Chinese education blogger Zhang Xuefeng was direct and damning when a woman asked him during a live stream whether her son should choose to study liberal arts at university.
Zhang, who has more than 24 million followers on Douyin, the Chinese version of TikTok, is a regular source of advice for education and the job market.
“All liberal arts graduates are joining the service industries!
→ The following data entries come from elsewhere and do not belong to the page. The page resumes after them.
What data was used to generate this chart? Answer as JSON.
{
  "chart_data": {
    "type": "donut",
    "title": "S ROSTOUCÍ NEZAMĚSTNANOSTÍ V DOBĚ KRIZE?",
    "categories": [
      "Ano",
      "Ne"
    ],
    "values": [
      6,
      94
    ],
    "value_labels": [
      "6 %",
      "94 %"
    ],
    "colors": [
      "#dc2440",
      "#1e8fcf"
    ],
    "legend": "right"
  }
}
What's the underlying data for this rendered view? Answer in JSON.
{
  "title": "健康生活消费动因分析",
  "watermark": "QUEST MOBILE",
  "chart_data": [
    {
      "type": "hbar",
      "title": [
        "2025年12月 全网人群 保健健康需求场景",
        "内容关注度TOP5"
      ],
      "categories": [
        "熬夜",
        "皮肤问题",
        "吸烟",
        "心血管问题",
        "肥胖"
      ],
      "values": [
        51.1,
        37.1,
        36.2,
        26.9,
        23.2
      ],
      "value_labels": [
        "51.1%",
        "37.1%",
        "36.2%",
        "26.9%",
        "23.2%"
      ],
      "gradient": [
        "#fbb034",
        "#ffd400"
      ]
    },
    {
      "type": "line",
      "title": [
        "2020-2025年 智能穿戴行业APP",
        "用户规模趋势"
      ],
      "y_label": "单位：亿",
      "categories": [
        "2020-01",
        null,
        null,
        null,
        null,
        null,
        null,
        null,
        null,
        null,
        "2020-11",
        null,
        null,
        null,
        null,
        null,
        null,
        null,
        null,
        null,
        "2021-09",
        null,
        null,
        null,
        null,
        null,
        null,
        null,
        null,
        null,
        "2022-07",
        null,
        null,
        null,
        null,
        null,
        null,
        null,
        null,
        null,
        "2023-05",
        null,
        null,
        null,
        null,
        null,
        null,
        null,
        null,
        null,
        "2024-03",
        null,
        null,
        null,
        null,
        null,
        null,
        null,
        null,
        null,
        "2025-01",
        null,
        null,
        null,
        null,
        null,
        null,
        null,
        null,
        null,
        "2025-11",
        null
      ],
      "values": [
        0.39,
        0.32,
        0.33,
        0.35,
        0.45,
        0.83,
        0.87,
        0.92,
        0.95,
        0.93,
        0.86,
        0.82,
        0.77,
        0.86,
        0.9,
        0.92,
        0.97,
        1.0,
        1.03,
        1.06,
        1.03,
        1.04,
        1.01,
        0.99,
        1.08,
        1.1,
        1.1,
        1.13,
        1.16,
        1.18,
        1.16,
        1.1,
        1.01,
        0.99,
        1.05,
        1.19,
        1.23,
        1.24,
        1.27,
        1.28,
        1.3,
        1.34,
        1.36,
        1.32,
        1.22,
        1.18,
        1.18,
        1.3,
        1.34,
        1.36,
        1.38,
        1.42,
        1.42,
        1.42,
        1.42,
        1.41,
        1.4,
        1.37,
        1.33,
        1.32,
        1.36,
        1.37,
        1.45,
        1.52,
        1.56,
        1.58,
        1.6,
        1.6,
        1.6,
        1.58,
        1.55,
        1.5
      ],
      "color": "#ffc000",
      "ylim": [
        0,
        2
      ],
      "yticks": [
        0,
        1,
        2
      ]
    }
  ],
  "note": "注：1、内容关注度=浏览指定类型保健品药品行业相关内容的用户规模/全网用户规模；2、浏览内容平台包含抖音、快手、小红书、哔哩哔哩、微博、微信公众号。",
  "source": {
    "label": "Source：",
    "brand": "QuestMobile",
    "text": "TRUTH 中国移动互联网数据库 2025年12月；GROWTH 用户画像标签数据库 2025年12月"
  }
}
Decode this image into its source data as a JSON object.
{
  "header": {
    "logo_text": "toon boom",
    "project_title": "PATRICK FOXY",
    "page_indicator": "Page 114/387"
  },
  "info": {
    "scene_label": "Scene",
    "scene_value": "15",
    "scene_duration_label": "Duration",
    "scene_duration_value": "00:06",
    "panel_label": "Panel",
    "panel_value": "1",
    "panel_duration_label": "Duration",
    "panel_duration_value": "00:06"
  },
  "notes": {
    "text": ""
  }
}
And all they need is grovelling,” he said during the event last month.
To many viewers – and arts graduates and students – the comments were offensive, not just for the choice of language but for suggesting their degrees were worthless in today’s economy.
Zhang later apologised – only for thousands of liberal arts students to say the comments struck a chord with them.
In a highly competitive job market, weighted heavily in favour of people with STEM skills, the blogger’s forthright assessment may have been harsh, but it wasn’t wrong, they said.
Academics and researchers say the controversy over the remarks reflects long-standing problems in Chinese higher education.
Liberal arts studies include humanities majors such as history and literature, social sciences such as economics, journalism and law, and some majors in business schools.
Zhang did not specify which liberal arts majors he was criticising, but the thousands of social media users who echoed his comments on social media platforms ranged from literature and journalism students to finance graduates.
An anthropology graduate from a leading university in Shanghai said his teachers told students at the beginning of the school year to be “mentally prepared” for not being able to find a job.